But the key you are talking about the SSH client recognising is the server key right? Or did you mean after authorising your SSH client to connect to the unknown machine, and the key you were talking about was the identity public key? I ask because the thread you commented on was discussing users not looking carefully which servers they connect to when connecting to new servers, and that is based on the SSH servers key, not your identity key, which is why I said that if someone who is able to redirect your SSH connection to a different server also owns the correct servers SSH server key (as you said "just the ip/domain that changed"), then there isn't much the client can do to help keep you safe anyway.
> But the key you are talking about the SSH client recognising is the server key right?
Correct
> which is why I said that if someone who is able to redirect your SSH connection to a different server
I will try to be more clear. Often when I am away I use ssh to connect to my desktop pc which has a dynamic IP address. Even though I have already stored the public key of my server in known_hosts it keeps asking me to verify if I trust its public key every time that it changes IP address without even mentioning that it has met said public key before. So if I am not careful enough I might end up accepting the public key regardless, even if I am being MITMed.

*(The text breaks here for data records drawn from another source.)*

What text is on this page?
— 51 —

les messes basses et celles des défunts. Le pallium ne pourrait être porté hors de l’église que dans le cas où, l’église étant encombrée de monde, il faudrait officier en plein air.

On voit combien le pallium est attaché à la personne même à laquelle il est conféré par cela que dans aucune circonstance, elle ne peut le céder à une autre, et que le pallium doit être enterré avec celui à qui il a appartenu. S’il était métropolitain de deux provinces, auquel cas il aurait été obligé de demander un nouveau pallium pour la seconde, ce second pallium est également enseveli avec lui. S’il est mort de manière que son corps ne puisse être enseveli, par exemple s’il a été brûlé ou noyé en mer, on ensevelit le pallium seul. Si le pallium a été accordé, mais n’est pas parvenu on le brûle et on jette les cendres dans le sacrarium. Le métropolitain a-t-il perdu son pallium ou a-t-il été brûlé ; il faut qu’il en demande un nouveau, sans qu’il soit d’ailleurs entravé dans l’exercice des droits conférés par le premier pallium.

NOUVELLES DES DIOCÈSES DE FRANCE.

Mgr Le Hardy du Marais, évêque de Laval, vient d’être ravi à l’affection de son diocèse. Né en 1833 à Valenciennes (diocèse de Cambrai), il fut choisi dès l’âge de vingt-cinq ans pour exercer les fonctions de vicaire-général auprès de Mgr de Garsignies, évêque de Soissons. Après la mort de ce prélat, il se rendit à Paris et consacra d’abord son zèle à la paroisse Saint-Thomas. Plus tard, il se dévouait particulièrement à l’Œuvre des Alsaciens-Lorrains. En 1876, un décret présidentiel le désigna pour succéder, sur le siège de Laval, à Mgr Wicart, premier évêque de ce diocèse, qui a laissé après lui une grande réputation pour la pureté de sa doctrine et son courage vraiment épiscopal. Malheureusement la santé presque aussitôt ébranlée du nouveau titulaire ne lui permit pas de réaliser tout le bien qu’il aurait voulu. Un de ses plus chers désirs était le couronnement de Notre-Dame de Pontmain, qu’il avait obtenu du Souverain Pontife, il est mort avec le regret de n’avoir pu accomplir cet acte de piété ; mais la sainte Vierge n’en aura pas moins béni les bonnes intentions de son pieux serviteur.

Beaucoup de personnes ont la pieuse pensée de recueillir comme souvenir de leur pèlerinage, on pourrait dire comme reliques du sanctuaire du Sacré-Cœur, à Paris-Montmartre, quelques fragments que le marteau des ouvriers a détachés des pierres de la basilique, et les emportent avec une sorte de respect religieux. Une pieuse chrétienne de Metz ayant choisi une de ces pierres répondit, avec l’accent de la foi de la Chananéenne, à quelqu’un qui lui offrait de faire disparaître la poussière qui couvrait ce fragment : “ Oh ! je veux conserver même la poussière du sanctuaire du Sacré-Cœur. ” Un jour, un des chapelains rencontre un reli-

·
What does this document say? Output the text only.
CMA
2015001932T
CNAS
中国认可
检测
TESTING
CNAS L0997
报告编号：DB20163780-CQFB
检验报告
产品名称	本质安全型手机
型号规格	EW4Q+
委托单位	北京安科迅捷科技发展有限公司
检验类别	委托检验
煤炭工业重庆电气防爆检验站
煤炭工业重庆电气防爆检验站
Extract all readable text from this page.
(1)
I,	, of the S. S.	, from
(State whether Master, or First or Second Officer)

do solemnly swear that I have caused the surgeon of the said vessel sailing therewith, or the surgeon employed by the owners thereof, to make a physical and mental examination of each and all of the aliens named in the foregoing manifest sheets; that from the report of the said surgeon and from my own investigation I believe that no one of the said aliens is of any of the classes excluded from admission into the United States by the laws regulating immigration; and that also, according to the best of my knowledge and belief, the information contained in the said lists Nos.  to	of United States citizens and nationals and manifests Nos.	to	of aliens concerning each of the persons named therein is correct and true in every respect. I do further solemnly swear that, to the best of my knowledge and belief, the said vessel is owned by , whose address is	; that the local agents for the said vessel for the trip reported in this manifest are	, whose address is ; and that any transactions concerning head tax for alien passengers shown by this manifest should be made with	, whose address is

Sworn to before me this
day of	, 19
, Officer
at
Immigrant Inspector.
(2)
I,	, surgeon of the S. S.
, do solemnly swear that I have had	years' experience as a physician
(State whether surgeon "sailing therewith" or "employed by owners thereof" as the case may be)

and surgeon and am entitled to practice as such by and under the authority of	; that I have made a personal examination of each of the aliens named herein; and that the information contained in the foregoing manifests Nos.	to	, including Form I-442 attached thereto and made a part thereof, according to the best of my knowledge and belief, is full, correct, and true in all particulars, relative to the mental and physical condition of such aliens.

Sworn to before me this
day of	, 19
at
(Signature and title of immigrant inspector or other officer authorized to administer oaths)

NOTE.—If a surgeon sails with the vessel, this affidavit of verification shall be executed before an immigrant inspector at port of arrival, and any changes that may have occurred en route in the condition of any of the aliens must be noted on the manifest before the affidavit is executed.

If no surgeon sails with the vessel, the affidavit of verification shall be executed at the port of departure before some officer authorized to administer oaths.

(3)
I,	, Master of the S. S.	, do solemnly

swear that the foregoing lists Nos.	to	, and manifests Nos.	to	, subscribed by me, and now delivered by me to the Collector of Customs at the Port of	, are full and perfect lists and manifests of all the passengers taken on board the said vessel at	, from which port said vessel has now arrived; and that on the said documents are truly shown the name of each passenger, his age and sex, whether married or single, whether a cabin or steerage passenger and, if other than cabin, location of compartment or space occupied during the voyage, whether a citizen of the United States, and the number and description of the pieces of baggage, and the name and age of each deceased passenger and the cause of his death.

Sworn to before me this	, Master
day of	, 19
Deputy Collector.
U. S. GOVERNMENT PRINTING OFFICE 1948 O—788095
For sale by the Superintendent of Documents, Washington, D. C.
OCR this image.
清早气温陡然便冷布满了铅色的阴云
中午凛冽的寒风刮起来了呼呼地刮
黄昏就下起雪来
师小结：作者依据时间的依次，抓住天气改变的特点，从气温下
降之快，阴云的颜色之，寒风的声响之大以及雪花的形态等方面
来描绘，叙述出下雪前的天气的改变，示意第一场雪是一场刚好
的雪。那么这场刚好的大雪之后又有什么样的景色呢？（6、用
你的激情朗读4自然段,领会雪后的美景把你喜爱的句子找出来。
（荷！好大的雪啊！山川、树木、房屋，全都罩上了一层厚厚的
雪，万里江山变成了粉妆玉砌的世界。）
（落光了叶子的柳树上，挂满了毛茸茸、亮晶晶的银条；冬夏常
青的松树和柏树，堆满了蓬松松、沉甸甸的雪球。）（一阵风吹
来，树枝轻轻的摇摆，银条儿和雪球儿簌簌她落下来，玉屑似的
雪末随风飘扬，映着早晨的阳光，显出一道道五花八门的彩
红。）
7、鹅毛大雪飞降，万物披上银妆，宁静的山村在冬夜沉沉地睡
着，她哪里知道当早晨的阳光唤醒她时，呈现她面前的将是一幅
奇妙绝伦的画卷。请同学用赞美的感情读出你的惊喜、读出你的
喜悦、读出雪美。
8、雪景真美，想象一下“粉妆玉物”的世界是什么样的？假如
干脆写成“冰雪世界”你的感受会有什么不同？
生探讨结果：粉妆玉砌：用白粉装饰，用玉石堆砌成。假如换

Ah, yes, I've always found that to be a little strange. It is cryptographically possible for the server to establish to the client that it is who it says it is, just on a different IP
Sorry for the confusion, I misread your initial comment, thought you were saying it does what we're saying would be a good behaviour, and was confused as to why you thought this was a problem, but it was just I who was confused!
This misunderstanding could have been avoided by formulating your initial statement like this:
>openssh makes the situation worse because +even+ if the key is already in your host file and it's just the ip/domain that changed it will not tell you that it recognises the key.